The week has been the scene of talks between Xerox and HP, which may soon be bought by the former. The two companies could soon be one of their billionaire business moves beyond the analysis phase. According to US media, since Tuesday (Nov 5) both have been discussing the acquisition of HP by its rival, in a transaction that could reach $ 27 billion.
At first glance, this is a deal that may not seem to make sense to HP as it’s three times the size of Xerox, but on the one hand, its revenues in the print market are plummeting. The company’s shares have accumulated losses of over 8% since the beginning of the year.

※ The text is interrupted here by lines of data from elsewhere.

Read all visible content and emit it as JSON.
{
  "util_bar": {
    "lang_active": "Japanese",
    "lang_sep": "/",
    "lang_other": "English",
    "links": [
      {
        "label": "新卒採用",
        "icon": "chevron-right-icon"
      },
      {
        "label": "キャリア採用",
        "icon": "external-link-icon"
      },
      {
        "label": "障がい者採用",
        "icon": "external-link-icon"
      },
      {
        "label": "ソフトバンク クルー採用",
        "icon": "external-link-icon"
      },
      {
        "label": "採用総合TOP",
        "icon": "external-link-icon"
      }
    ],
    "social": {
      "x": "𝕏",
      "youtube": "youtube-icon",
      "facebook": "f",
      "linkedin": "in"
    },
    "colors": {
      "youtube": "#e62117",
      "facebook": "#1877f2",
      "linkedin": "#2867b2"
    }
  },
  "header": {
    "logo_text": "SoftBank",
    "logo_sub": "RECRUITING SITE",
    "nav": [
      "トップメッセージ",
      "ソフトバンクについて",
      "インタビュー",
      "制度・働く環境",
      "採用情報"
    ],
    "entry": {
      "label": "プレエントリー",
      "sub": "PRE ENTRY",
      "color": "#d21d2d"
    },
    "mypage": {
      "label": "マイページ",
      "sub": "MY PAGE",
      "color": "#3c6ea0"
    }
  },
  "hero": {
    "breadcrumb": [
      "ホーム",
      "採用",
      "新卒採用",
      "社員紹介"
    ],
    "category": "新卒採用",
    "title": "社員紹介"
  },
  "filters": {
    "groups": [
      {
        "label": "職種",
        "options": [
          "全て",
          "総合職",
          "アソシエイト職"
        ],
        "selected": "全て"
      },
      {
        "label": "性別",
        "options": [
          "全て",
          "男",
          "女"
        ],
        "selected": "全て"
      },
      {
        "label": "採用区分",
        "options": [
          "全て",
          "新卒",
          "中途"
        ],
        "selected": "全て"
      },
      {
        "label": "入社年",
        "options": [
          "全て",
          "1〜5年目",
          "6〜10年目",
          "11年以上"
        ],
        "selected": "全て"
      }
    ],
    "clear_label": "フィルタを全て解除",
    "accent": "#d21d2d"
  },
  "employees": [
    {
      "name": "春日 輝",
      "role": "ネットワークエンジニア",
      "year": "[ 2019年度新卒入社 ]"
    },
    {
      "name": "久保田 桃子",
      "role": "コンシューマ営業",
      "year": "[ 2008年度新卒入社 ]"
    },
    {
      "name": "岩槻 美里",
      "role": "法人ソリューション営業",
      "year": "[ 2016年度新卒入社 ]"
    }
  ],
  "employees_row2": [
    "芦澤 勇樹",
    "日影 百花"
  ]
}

As for Xerox, while it continues to see its revenue shrink, it still has good numbers and accumulates a growth in stock value of around 84%. The deal could leave it with its rival’s current infrastructure and business, which at the tip of the pencil could save it in the short term about $2 billion in downtime, which would be welcome.
The press also reports that a major US bank would be encouraging the deal, with credit pledges to Xerox. Neither company wanted to comment.
In the end, Xerox – which is already Xerox and made us disappear with the “photocopy” entry in our vocabulary – could come out even bigger after spending a great fortune. This is because its business is now concentrated in the corporate market with revenues from large-scale industrial and industrial solutions, while its competitor has wide penetration in the home market, both with printers and computers.